Sticking to a color scheme often means bypassing beloved plants for the sake of good design. If your goal is to create a pastel garden, don’t introduce reds or oranges in a moment of weakness. No matter how much you’re drawn to that pot of scarlet poppies or bright yellow zinnias, don’t give in to these whims. The rewards of restraint far outweigh the sacrifices.

We all know that an abundance of flowers does not guarantee a beautiful garden. Too much variety tends to overwhelm viewers. Limiting your color palette makes it easier to strike a pleasing balance. And for the novice who finds the infinite varieties of plants daunting or the enthusiast who shops compulsively, fewer options at the nursery might actually feel like a blessing.

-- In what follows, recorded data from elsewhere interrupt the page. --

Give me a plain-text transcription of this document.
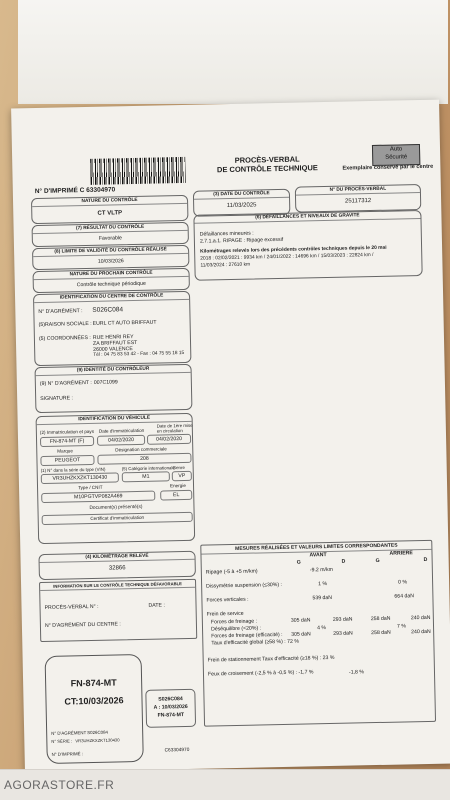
N° D'IMPRIMÉ C 63304970
PROCÈS-VERBAL
DE CONTRÔLE TECHNIQUE
Auto
Sécurité
Exemplaire conservé par le centre
NATURE DU CONTRÔLE
CT VLTP
(3) DATE DU CONTRÔLE
11/03/2025
N° DU PROCÈS-VERBAL
25117312
(7) RÉSULTAT DU CONTRÔLE
Favorable
(6) DÉFAILLANCES ET NIVEAUX DE GRAVITÉ
Défaillances mineures :
2.7.1.a.1. RIPAGE : Ripage excessif
Kilométrages relevés lors des précédents contrôles techniques depuis le 20 mai
2018 : 02/02/2021 : 9934 km / 24/01/2022 : 14696 km / 15/03/2023 : 22824 km /
11/03/2024 : 27610 km
(8) LIMITE DE VALIDITÉ DU CONTRÔLE RÉALISÉ
10/03/2026
NATURE DU PROCHAIN CONTRÔLE
Contrôle technique périodique
IDENTIFICATION DU CENTRE DE CONTRÔLE
N° D'AGRÉMENT : S026C084
(5)RAISON SOCIALE : EURL CT AUTO BRIFFAUT
(5) COORDONNÉES : RUE HENRI REY
ZA BRIFFAUT EST
26000 VALENCE
Tél : 04 75 83 53 42 - Fax : 04 75 55 18 15
(9) IDENTITÉ DU CONTRÔLEUR
(9) N° D'AGRÉMENT : 007C1099
SIGNATURE :
IDENTIFICATION DU VÉHICULE
(2) Immatriculation et pays Date d'immatriculation
Date de 1ère mise
en circulation
FN-874-MT (F)	04/02/2020	04/02/2020
Marque	Désignation commerciale
PEUGEOT	208
(1) N° dans la série du type (VIN)	(5) Catégorie internationale
Genre
VR3UHZKXZKT130430	M1	VP
Type / CNIT	Energie
M10PGTVP082A469	EL
Document(s) présenté(s)
Certificat d'immatriculation
(4) KILOMÉTRAGE RELEVÉ
32866
INFORMATION SUR LE CONTRÔLE TECHNIQUE DÉFAVORABLE
PROCÈS-VERBAL N° :	DATE :
N° D'AGRÉMENT DU CENTRE :
MESURES RÉALISÉES ET VALEURS LIMITES CORRESPONDANTES
AVANT	ARRIERE
G	D	G	D
Ripage (-5 à +5 m/km)	-9.2 m/km
Dissymétrie suspension (≤30%) :	1 %	0 %
Forces verticales :	539 daN	664 daN
Frein de service
Forces de freinage :	305 daN	293 daN	258 daN	240 daN
Déséquilibre (<20%) :	4 %	7 %
Forces de freinage (efficacité) : 305 daN	293 daN	258 daN	240 daN
Taux d'efficacité global (≥58 %) : 72 %
Frein de stationnement Taux d'efficacité (≥18 %) : 23 %
Feux de croisement (-2,5 % à -0,5 %) : -1,7 %	-1,8 %
FN-874-MT
CT:10/03/2026
N° D'AGRÉMENT :
S026C084
N° SÉRIE : VR3UHZKXZKT130430
N° D'IMPRIMÉ :
C63304970
S026C084
A : 10/03/2026
FN-874-MT
AGORASTORE.FR
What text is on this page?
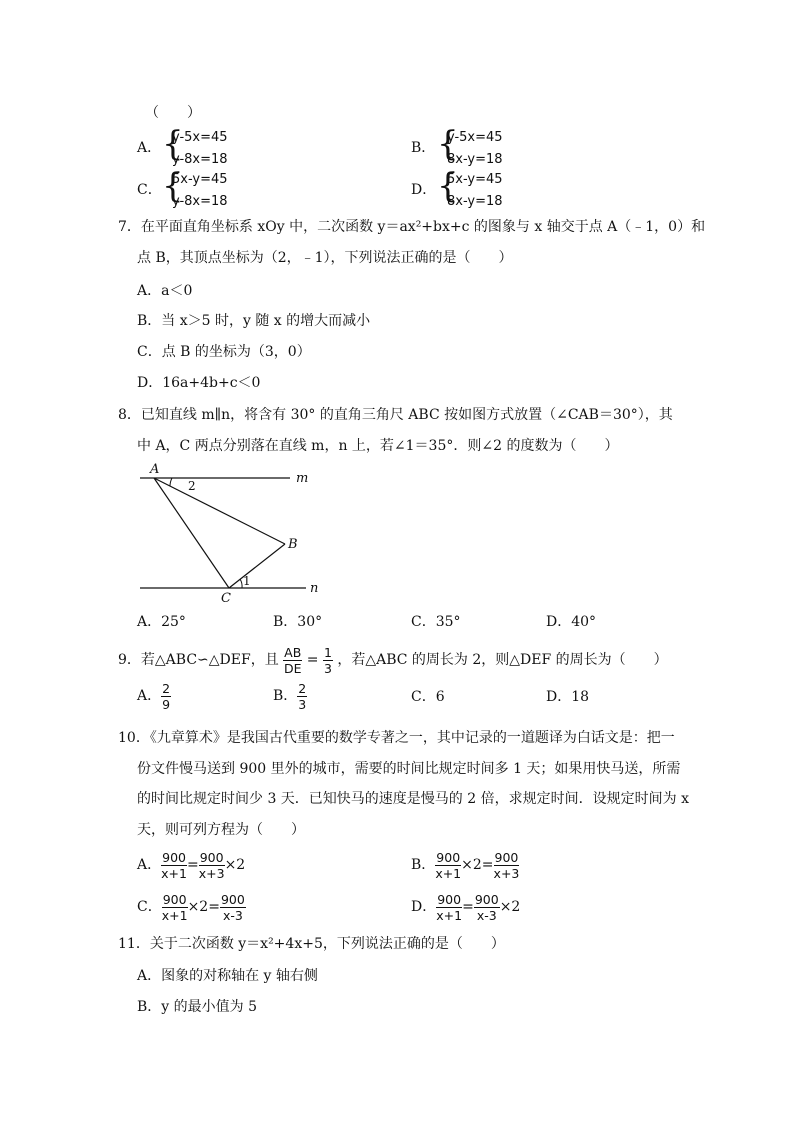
（　　）
A． {
y-5x=45
y-8x=18
B． {
y-5x=45
8x-y=18
C． {
5x-y=45
y-8x=18
D． {
5x-y=45
8x-y=18
7．在平面直角坐标系 xOy 中，二次函数 y＝ax²+bx+c 的图象与 x 轴交于点 A（﹣1，0）和
点 B，其顶点坐标为（2，﹣1），下列说法正确的是（　　）
A．a＜0
B．当 x＞5 时，y 随 x 的增大而减小
C．点 B 的坐标为（3，0）
D．16a+4b+c＜0
8．已知直线 m∥n，将含有 30° 的直角三角尺 ABC 按如图方式放置（∠CAB＝30°），其
中 A，C 两点分别落在直线 m，n 上，若∠1＝35°．则∠2 的度数为（　　）
A
2	m
B
1
C
n
A．25°	B．30°	C．35°	D．40°
9．若△ABC∽△DEF，且 $\frac{AB}{DE} = \frac{1}{3}$ ，若△ABC 的周长为 2，则△DEF 的周长为（　　）
A． $\frac{2}{9}$	B． $\frac{2}{3}$	C．6	D．18
10．《九章算术》是我国古代重要的数学专著之一，其中记录的一道题译为白话文是：把一
份文件慢马送到 900 里外的城市，需要的时间比规定时间多 1 天；如果用快马送，所需
的时间比规定时间少 3 天．已知快马的速度是慢马的 2 倍，求规定时间．设规定时间为 x
天，则可列方程为（　　）
A． $\frac{900}{x+1} = \frac{900}{x+3} \times 2$	B． $\frac{900}{x+1} \times 2= \frac{900}{x+3}$
C． $\frac{900}{x+1} \times 2= \frac{900}{x-3}$	D． $\frac{900}{x+1} = \frac{900}{x-3} \times 2$
11．关于二次函数 y＝x²+4x+5，下列说法正确的是（　　）
A．图象的对称轴在 y 轴右侧
B．y 的最小值为 5
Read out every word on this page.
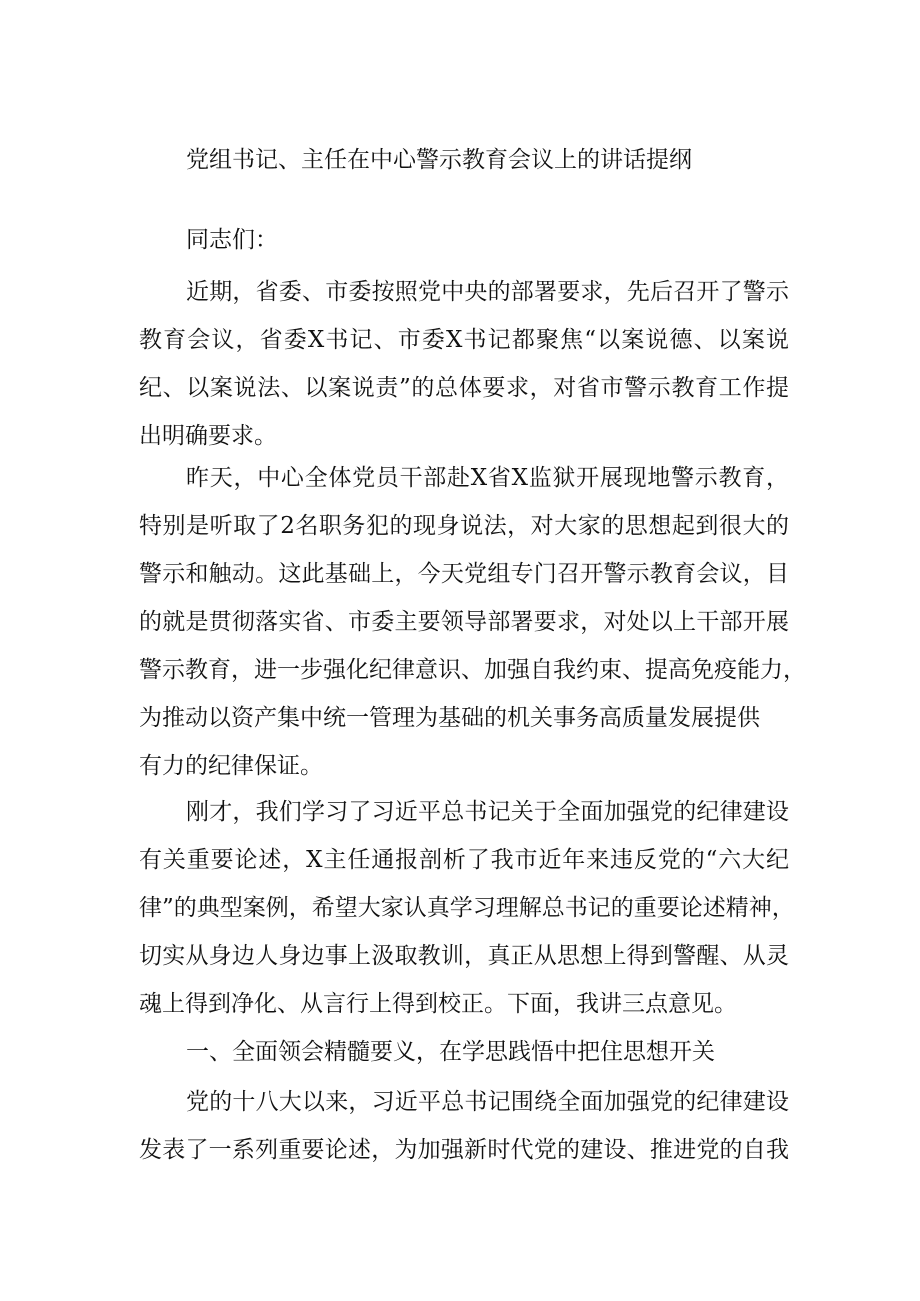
党组书记、主任在中心警示教育会议上的讲话提纲
同志们：
近期，省委、市委按照党中央的部署要求，先后召开了警示
教育会议，省委X书记、市委X书记都聚焦“以案说德、以案说
纪、以案说法、以案说责”的总体要求，对省市警示教育工作提
出明确要求。
昨天，中心全体党员干部赴X省X监狱开展现地警示教育，
特别是听取了2名职务犯的现身说法，对大家的思想起到很大的
警示和触动。这此基础上，今天党组专门召开警示教育会议，目
的就是贯彻落实省、市委主要领导部署要求，对处以上干部开展
警示教育，进一步强化纪律意识、加强自我约束、提高免疫能力，
为推动以资产集中统一管理为基础的机关事务高质量发展提供
有力的纪律保证。
刚才，我们学习了习近平总书记关于全面加强党的纪律建设
有关重要论述，X主任通报剖析了我市近年来违反党的“六大纪
律”的典型案例，希望大家认真学习理解总书记的重要论述精神，
切实从身边人身边事上汲取教训，真正从思想上得到警醒、从灵
魂上得到净化、从言行上得到校正。下面，我讲三点意见。
一、全面领会精髓要义，在学思践悟中把住思想开关
党的十八大以来，习近平总书记围绕全面加强党的纪律建设
发表了一系列重要论述，为加强新时代党的建设、推进党的自我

Let the color palette set the mood

Craving peace and quiet? Go blue and white.
Photo/Illustration: 
Ann Stratton
Seeking a warm welcome? Plant pastels.
Photo/Illustration: 
Ann Stratton
Yearning to entertain? Pick hot colors.
Photo/Illustration: 
Ann Stratton
Nothing has more immediate impact on a garden’s vibe than color. Decide how you want a space
to make you feel, then choose the palette accordingly.
Neutral areas add diversity. The tan gravel is the perfect bridge between two color schemes—hot colors and pastels—that wouldn’t work if they were adjacent to one another (photo taken at 1).
Photo/Illustration: 
Andrew Grossman
There are times, of course, when self-control is unrealistic. A few years back, I became enamored of pink water lilies. At the time, my only water feature was in the blue-and-white garden, and adding the color pink was out of the question. So I rethought my space and built another pond on the other side of the house facing my front garden. Filled with pink, white, and yellow water lilies, this pond blends with my pastel entry garden because they share the same color scheme. This approach works just as well on a smaller scale, when simply cutting one or two new beds will do the trick.
 

Smooth transitions keep colors from clashing

Green is soothing. This lush patchwork of thyme offers refuge from the hot-colored summer blooms and provides a transition to the calmer blue-and-white garden (photo taken at 3).
Photo/Illustration: 
Ann Stratton

If your garden has more than one color scheme, don’t just butt them together; add transitional spaces between them. These neutral areas soften the contrast between different sections of a landscape and give the viewer’s eye a chance to rest. There are essentially two approaches to designing a transitional space. You can either rely on a neutral color palette of greens, tans, and grays or incorporate colors and plants from the two areas you’re linking together. I’ve done both.

The tan gravel patio that stretches along my side yard creates some necessary breathing room between the pastel front garden and the hot-color back garden. The pale yellows, silvers, and hot pinks planted around the patio intentionally flatter both gardens equally. Meanwhile, the checkerboard patio that connects the hot-color garden to the blue-and-white garden serves the same purpose as the gravel patio. Its geometric patches of golden thyme offer a neutral color palette that gently leads the viewer from one area to another. These visually quiet spaces are as important as the more colorful ones. Use them to pace the viewer’s experience and enhance the beauty of your garden.